After disinfection and ionization, the water flows to the storage tank. On demand, the delivery pump sends 30 gpm to the irrigation network. A bladder inside the expansion tank expands as the pressure increases. A pressure switch automatically shuts off the pump as the delivery lines to the sprinklers reach 50 psi. The expansion tank eliminates water hammering at the beginning and end of the irrigation cycle.

When the irrigation timer opens the zone valves, the bladder contracts and pushes out the water. At 40 psi, the pressure switch activates the pump to supply water for the 20-minute irrigation cycle. After the timer turns off, the pump continues running to recharge the lines.

During periods of low flows, such as when the family goes on vacation, a makeup valve supplies water to the irrigation network. When the level in the storage tank decreases to 150 gallons, a float switch opens the valve to the municipal waterline. If the family generates more graywater than the irrigation system needs and the level in the tank reaches 675 gallons, an overflow drain sends excess to the sewer.

State Health Department code does not allow graywater to be stored for more than 48 hours. “Once in the storage tank, our product is no longer graywater,” says Boettcher. “It’s recycled, treated water, but regulators have yet to recognize the difference.”

To keep the system compliant, the recirculation pump in the tank runs for 90 minutes every 24 hours at 2 a.m., sending all the water back through the treatment train. The irrigation lines do not drain back for recycling.

 

Installation

Other contractors excavated tank holes and laid the underground plumbing. They set the storage tank where Boettcher indicated, close to the location for the filter array and an exterior wall. On the other side of the wall was a 5,000-pound generator bolted to the concrete foundation.

An inspector told the contractor that the generator needed three feet of clearance around it. He would have to move the wall. “That put it right on top of the storage tank,” says Boettcher. “His crew demolished the wall, ripped out the storage tank, rebuilt the wall, and moved the tank to its present location beside the footpath.”

Boettcher chose a central point under the home’s crawl space for the sump basin. “It was probably the nicest crawl space I’ve ever worked in,” he says. “The floor was concrete and I had four feet of headroom.”

The contractor had poured the floor around the excavation. To reach it and bring in supplies, Boettcher’s team used creepers to roll under the house. They padded the hole with 12 inches of gravel to raise the 48-inch-high by 36-inch-diameter basin to elevation, plumbed it, and backfilled with more gravel.

The skid-mounted 5- by 3-foot filter array arrived already plumbed. The disinfection system and electrical components came mounted on a 4-foot-square panel that attached to the wall.

“We spent a day installing the plug-and-play units,” says Boettcher. “It would have gone quicker, but just before our arrival the landscapers planted a tree where we wanted to set the filters.”
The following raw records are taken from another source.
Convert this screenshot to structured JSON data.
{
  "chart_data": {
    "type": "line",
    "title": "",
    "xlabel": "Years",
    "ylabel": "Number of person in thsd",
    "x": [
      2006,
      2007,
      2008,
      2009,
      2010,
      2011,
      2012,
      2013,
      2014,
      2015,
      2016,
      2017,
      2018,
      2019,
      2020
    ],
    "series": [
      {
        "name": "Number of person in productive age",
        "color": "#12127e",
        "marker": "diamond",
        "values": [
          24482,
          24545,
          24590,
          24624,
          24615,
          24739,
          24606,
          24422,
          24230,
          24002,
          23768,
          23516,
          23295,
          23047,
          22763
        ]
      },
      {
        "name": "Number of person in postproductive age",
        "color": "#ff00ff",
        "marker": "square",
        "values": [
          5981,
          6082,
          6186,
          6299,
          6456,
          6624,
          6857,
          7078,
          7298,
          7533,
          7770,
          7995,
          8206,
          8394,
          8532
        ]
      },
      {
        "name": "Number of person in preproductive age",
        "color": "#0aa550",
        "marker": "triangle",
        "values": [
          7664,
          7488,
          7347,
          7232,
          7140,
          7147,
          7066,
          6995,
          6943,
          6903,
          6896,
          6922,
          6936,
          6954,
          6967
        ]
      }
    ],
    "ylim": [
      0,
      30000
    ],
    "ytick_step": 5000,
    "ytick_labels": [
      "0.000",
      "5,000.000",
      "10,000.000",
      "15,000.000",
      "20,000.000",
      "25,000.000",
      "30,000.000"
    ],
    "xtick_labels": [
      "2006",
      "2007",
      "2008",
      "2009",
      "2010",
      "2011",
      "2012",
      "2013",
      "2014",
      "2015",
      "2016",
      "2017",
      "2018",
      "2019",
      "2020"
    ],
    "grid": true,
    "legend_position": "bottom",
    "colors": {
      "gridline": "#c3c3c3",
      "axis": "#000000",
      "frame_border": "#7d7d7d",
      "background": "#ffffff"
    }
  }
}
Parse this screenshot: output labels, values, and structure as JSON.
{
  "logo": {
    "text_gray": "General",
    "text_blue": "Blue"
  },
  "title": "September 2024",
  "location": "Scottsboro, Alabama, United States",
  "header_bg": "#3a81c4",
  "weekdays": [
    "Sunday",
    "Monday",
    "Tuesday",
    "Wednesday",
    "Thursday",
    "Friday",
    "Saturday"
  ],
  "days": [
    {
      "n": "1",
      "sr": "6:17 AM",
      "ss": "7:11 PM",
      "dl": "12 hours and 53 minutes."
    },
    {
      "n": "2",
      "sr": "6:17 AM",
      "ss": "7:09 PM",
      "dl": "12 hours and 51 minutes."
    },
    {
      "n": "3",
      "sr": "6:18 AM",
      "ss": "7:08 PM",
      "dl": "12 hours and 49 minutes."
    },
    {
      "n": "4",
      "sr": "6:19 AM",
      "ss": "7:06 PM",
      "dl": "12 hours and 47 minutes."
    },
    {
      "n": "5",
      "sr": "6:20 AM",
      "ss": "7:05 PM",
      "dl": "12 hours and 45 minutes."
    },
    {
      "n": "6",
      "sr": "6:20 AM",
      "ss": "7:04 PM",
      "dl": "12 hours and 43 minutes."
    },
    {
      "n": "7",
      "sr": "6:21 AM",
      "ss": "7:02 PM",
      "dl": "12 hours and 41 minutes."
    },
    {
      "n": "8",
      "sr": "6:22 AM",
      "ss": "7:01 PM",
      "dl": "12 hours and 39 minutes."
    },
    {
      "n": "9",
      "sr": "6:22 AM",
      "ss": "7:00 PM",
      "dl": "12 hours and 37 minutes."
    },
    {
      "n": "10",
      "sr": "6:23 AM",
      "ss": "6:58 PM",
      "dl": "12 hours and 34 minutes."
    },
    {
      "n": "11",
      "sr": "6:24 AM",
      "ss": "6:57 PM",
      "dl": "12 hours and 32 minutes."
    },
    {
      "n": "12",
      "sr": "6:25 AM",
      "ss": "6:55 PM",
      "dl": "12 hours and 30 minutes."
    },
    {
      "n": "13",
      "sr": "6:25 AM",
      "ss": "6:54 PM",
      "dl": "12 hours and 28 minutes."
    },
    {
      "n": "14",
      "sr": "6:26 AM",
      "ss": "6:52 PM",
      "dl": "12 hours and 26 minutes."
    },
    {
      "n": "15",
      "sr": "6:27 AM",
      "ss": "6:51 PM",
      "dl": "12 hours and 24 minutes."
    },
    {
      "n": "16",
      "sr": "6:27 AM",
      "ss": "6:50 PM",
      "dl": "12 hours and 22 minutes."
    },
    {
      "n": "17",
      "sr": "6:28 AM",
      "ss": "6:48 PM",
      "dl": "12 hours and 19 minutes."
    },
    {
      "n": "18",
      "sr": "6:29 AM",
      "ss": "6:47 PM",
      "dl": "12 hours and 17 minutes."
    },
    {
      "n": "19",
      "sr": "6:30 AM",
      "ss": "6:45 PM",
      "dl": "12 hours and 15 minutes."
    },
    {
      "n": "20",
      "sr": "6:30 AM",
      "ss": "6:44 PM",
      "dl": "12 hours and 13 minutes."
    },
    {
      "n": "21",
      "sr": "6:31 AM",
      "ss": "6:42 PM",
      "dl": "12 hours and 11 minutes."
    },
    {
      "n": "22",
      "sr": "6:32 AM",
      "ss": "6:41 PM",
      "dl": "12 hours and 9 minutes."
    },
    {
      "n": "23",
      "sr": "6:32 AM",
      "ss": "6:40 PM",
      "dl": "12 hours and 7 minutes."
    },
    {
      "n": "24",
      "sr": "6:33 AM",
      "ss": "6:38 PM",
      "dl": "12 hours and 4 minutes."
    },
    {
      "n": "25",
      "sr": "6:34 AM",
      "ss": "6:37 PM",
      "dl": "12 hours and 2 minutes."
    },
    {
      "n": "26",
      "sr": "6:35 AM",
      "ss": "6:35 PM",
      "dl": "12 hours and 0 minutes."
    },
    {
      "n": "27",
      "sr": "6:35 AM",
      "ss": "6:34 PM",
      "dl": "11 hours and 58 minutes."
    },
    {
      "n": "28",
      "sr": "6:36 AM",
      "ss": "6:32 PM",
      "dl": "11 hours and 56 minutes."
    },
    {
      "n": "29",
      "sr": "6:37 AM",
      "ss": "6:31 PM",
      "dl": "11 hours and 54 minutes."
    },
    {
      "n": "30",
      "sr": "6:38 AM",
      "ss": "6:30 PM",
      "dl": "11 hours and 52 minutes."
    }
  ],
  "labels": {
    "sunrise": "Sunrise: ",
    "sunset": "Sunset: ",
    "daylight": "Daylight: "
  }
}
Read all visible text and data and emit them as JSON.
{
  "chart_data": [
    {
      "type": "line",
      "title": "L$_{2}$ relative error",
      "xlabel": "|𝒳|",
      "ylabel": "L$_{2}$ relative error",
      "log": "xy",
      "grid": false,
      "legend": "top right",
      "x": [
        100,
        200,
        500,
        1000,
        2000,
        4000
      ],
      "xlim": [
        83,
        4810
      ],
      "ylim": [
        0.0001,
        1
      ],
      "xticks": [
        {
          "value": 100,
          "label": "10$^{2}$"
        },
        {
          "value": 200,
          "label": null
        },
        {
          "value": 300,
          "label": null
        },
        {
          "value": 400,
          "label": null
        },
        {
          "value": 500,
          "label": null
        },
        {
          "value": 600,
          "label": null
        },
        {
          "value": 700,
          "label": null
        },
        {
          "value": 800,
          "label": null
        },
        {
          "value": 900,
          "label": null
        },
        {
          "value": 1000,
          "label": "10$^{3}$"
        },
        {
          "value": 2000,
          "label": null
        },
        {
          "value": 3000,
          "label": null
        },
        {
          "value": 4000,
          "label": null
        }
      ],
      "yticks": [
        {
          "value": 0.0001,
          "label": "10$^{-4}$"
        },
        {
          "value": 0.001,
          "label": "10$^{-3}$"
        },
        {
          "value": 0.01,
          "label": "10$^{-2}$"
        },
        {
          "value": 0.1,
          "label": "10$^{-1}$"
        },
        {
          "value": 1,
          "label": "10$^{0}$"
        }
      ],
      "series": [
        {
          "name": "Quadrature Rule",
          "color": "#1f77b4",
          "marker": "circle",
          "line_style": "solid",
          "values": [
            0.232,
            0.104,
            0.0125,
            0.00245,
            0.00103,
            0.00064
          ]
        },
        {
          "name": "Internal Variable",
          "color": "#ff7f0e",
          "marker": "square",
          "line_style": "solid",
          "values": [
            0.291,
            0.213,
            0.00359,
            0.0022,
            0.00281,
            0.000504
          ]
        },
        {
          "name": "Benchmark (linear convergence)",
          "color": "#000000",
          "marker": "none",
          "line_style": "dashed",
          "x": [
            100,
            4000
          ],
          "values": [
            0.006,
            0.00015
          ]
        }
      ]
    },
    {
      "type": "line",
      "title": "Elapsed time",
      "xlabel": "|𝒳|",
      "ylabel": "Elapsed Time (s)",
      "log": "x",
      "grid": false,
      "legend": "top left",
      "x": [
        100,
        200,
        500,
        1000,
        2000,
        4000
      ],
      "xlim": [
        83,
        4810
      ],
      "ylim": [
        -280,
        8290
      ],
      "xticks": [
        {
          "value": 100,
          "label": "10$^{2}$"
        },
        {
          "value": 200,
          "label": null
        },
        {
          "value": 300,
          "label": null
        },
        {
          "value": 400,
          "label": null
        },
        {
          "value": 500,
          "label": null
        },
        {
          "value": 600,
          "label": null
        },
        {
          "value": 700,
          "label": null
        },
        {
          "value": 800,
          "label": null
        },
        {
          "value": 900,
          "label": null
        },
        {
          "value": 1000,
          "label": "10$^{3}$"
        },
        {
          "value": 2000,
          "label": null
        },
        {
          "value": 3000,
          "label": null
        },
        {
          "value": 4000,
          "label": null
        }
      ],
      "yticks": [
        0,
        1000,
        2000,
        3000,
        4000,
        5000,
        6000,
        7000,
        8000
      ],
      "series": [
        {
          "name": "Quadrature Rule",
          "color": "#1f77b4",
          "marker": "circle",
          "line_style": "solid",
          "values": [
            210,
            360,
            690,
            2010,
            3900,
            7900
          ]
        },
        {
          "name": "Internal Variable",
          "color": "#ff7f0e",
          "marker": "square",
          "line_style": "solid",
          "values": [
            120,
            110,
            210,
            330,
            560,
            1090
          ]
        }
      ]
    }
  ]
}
The team moved the array beside the footpath and next to the storage tank. They also connected the irrigation lines to the delivery pump via a cleanout. The system fit in an 8- by 10-foot footprint. To prevent sunlight from deteriorating the fiberglass filter tanks and Schedule 40 PVC pipes, workers covered them with UV-protective paint that matched the color of the wall.

 

Maintenance

The system has a one-year maintenance agreement. Boettcher visited the site weekly during startup to gauge water flow, then returned every three weeks to test the water, check the pressure on the filters, and backflush them when necessary.